The Standard Generalized Markup Language (SGML) is a structured document representation suitable for document manipulation, exchange and storage [SGML]. Among other things SGML is the format upon which is based HTML, the World Wide Web Hypertext Markup Language [HTML].
A first version of this library was built on top of James Clark NSGMLS C++ SGML parser, a fully validating and stable parser. Subsequent versions may still use the NSGMLS parser, if the quake variable USE_NSGMLS is true in the m3makefile when compiling the library, but default to a native Modula-3 XML/SGML parser. XML is a subset of SGML being defined by the World Wide Web consortium [XML].

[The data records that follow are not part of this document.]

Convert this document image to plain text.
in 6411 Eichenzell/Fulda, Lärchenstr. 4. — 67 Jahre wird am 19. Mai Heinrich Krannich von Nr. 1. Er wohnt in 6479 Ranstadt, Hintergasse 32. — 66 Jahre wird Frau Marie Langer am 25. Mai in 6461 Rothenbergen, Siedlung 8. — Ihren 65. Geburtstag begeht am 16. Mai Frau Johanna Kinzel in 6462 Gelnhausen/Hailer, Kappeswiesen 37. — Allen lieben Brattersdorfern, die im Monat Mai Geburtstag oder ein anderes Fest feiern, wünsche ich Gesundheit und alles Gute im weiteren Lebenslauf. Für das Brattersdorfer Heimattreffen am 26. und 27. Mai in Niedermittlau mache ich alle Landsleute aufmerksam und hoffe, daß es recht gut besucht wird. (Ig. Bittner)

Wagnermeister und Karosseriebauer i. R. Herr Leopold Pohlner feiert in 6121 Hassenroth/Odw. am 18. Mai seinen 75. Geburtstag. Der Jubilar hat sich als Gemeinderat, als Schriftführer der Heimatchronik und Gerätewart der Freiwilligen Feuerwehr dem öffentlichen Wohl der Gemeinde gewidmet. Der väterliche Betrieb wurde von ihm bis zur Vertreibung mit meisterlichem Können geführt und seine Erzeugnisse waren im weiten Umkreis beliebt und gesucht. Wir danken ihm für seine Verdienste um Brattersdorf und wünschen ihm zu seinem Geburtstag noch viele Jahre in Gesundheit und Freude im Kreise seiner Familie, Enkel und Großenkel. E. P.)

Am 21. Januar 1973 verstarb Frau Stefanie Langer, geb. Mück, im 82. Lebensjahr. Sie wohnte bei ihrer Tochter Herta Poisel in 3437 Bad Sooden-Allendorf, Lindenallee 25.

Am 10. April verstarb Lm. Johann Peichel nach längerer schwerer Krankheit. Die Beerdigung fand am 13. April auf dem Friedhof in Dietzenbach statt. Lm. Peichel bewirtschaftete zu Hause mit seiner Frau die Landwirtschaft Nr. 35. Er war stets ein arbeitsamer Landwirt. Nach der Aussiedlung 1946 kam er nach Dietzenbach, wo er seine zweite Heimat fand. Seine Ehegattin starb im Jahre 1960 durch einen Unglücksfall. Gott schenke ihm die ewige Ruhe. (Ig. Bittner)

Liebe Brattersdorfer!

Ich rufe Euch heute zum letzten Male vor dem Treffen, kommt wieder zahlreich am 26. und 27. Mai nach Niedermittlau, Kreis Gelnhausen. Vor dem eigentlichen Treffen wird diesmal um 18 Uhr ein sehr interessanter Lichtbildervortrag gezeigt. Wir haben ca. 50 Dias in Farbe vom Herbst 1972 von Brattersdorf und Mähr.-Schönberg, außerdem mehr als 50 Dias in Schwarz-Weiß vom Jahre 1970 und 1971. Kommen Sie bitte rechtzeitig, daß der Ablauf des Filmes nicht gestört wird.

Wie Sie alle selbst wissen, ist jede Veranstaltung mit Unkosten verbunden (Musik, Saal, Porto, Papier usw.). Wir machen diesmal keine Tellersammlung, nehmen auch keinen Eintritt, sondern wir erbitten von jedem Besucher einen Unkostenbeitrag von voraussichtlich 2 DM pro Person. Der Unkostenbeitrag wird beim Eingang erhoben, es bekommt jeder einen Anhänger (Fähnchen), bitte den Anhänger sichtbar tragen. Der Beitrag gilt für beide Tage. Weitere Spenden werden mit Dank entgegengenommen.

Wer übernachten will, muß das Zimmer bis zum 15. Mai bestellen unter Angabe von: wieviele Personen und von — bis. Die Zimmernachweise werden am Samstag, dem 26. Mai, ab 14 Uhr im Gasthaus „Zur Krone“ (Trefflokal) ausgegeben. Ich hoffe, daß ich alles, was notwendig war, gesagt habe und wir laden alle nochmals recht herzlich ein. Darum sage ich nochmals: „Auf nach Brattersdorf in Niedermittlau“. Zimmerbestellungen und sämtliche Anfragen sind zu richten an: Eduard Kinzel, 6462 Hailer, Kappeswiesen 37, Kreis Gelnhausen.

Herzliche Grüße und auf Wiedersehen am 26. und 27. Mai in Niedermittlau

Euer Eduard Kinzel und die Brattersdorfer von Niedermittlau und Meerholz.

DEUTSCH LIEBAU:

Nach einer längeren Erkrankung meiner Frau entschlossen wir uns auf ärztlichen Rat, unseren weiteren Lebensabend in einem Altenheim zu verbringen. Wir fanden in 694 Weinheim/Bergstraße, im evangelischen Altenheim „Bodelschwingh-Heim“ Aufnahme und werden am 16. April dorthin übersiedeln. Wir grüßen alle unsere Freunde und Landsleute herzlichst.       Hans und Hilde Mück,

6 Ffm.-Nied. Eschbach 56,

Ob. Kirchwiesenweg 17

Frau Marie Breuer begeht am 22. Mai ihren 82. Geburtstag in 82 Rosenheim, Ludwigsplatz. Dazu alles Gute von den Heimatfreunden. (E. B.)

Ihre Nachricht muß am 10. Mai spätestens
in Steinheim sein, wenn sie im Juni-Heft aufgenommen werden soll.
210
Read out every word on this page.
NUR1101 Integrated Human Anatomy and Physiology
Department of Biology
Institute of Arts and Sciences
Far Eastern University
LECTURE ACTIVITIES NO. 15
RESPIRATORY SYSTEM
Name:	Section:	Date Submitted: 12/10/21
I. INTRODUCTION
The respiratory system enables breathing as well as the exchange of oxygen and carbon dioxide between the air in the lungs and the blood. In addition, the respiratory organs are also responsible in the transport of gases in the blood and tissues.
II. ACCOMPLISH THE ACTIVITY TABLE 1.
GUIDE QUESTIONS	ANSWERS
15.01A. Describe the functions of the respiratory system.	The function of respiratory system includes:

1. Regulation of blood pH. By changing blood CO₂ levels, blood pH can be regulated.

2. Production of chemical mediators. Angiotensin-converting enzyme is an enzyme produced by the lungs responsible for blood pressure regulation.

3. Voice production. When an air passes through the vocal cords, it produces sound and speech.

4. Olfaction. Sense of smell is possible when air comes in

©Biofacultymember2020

The native Modula-3 library was developed with the goal of removing dependencies on foreign packages (NSGMLS) which needed to be installed separately. Implementing a fully validating SGML parser, however, is a significant task (NSGMLS weights in at 50000 lines). Thus, a subset of SGML, based on XML, was implemented; several secondary options are not implemented. Nonetheless, the implementation goes beyond XML since the HTML 3.2/4.0 document type definitions needed to be handled, as well as common HTML documents. Among other things, tags validation was required in order to detect and supply omitted tags.
Therefore, while the native Modula-3 SGML parser backend still has some limitations, a large part of the needed underlying machinery has been implemented. It has been relatively easy to extend as more features were required. It is expected to continue evolving as it gains more widespread use and as the XML standard matures.
The default path for catalogs is PKG_INSTALL/sgml/src/dtd, where PKG_INSTALL is defined in the m3build template (e.g. /usr/local/modula3-3.6/lib/m3/pkg) for the Modula-3 parser. For NSGMLS, the default value depends on how it was compiled. Document type definitions are provided in this package for HTML 3.2, HTML 4.0, Math HTML, and Linuxdoc.